Mohon tunggu...
Yolanda
Yolanda Mohon Tunggu... Mahasiswa Aktif Prodi Ilmu Pemerintahan, Universitas Jambi

Dinamis, humoris, fleksibel(ekstrovert/introvert) dengan jiwa seni dan petualangan.

Selanjutnya

Tutup

Kebijakan

Proyek Waste-to-Power: Antara Harapan dan Tantangan Indonesia Kelola Sampah

2 Oktober 2025   23:45 Diperbarui: 3 Oktober 2025   00:22 130
+
Laporkan Konten
Laporkan Akun
Kompasiana adalah platform blog. Konten ini menjadi tanggung jawab bloger dan tidak mewakili pandangan redaksi Kompas.
Lihat foto
Danantara Indonesia (Sumber: Wikipedia.org)

Sampah sudah lama menjadi persoalan serius di Indonesia. Menurut data dari Kementerian Lingkungan Hidup, total sampah yang dihasilkan di tingkat nasional bisa mencapai lebih dari 60 juta ton setiap tahunnya. Kota-kota besar seperti Jakarta, Surabaya dan Medan menghadapi situasi darurat TPA yang penuh sesak, sementara masyarakat masih kesulitan memilah sampah dari rumah tangga. Di sisi lain, kebutuhan listrik juga terus meningkat seiring pertumbuhan penduduk, industri, dan digitalisasi. Dalam kondisi inilah, pemerintah melalui Danantara — sebuah lembaga investasi negara yang baru diluncurkan, mengumumkan akan membangun proyek Waste-to-Power atau sampah menjadi listrik.

Sekilas, ide ini terdengar sangat menarik. Bayangkan, sampah yang biasanya menumpuk di TPA bisa di ubah menjadi energi listrik yang berguna untuk masyarakat. Dua masalah besar terselesaikan sekaligus: sampah berkurang dan pasokan listrik bertambah. Lebih dari itu, proyek ini sejalan dengan target global energi terbarukan dan bisa memperkuat citra Indonesia sebagai negara yang serius mengembangkan solusi ramah lingkungan. Jika dikelola dengan baik, proyek ini berpotensi membuka lapangan kerja baru, mendorong pertumbuhan ekonomi lokal, dan mengurangi ketergantungan pada batu bara. 

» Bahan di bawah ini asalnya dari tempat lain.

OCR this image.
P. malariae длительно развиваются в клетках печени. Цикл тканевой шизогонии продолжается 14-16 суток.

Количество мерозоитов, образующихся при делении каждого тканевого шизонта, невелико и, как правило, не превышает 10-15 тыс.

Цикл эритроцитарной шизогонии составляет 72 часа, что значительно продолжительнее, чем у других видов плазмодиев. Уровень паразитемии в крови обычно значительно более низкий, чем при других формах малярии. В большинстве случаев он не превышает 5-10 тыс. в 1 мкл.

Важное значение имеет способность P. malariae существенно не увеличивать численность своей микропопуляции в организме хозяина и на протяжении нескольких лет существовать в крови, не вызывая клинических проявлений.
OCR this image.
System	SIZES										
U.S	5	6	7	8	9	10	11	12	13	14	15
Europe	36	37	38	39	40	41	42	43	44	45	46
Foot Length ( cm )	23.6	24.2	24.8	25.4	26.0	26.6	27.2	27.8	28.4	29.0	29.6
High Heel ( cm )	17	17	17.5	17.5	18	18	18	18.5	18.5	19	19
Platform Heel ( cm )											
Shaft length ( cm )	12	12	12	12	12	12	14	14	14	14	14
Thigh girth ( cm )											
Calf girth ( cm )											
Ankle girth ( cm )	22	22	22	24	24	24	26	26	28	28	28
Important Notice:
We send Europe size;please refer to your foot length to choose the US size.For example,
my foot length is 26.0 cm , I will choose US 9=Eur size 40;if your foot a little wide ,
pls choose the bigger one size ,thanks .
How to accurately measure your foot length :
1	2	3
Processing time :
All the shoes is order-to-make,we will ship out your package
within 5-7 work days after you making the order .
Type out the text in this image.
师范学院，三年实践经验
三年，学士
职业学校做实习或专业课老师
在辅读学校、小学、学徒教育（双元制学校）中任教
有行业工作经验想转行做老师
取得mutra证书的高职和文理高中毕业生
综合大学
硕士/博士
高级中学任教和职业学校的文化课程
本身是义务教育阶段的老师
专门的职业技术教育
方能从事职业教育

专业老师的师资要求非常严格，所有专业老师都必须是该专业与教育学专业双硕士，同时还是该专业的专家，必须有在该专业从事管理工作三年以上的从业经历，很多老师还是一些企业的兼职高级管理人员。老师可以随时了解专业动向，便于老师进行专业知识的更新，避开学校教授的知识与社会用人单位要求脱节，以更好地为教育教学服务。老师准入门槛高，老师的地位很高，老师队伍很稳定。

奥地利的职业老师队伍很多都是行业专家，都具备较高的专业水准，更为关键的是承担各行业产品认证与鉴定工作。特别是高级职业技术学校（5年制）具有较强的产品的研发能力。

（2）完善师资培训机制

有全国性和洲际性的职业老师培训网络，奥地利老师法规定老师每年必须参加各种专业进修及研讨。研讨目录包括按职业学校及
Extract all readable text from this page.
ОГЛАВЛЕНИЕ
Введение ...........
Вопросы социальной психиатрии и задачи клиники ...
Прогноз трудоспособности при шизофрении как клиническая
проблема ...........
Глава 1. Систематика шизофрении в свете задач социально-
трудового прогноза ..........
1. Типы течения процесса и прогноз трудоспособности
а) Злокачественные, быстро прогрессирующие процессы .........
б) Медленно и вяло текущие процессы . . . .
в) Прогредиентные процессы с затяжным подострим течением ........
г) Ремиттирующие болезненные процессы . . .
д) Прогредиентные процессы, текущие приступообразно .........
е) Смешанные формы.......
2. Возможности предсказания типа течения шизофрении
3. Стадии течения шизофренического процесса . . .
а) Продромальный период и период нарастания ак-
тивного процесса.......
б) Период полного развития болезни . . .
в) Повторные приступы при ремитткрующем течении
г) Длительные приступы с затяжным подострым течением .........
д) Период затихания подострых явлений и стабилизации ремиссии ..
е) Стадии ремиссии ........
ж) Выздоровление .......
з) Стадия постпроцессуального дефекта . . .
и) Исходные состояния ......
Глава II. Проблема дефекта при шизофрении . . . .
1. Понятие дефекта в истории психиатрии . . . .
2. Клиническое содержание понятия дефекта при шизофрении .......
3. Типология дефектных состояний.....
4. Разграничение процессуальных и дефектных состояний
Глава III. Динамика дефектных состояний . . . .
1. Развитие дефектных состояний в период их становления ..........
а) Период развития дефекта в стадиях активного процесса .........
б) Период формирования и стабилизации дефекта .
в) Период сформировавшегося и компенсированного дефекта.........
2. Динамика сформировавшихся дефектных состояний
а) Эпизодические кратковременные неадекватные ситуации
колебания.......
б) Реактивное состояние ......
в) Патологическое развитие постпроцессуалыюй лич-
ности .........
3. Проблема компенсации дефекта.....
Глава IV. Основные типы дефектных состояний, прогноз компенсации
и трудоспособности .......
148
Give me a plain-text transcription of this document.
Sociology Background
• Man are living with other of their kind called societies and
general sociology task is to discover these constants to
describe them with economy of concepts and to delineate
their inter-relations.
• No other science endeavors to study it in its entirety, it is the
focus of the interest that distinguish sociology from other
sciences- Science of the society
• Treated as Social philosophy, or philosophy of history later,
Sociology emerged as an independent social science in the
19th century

Namun, antusiasme tidak boleh mengalihkan kita dari tantangan yang ada. Pengolahan sampah menjadi energi bukanlah proyek yang sederhana. Teknologinya mahal, operasionalnya rumit, dan yang paling penting, butuh sistem pengelolaan sampah yang disiplin. Realitas di lapangan menunjukkan bahwa pemisahan limbah di Indonesia masih sangat jauh dari harapan. Masyarakat masih belum terbiasa memilah sampah organik, plastik, dan logam sejak dari rumah. Akibatnya, sampah yang terkumpul di TPA bercampur aduk dan sulit diolah. Jika kondisi ini tidak segera dibenahi, mesin Waste-to-Power bisa tidak optimal atau bahkan mangkrak.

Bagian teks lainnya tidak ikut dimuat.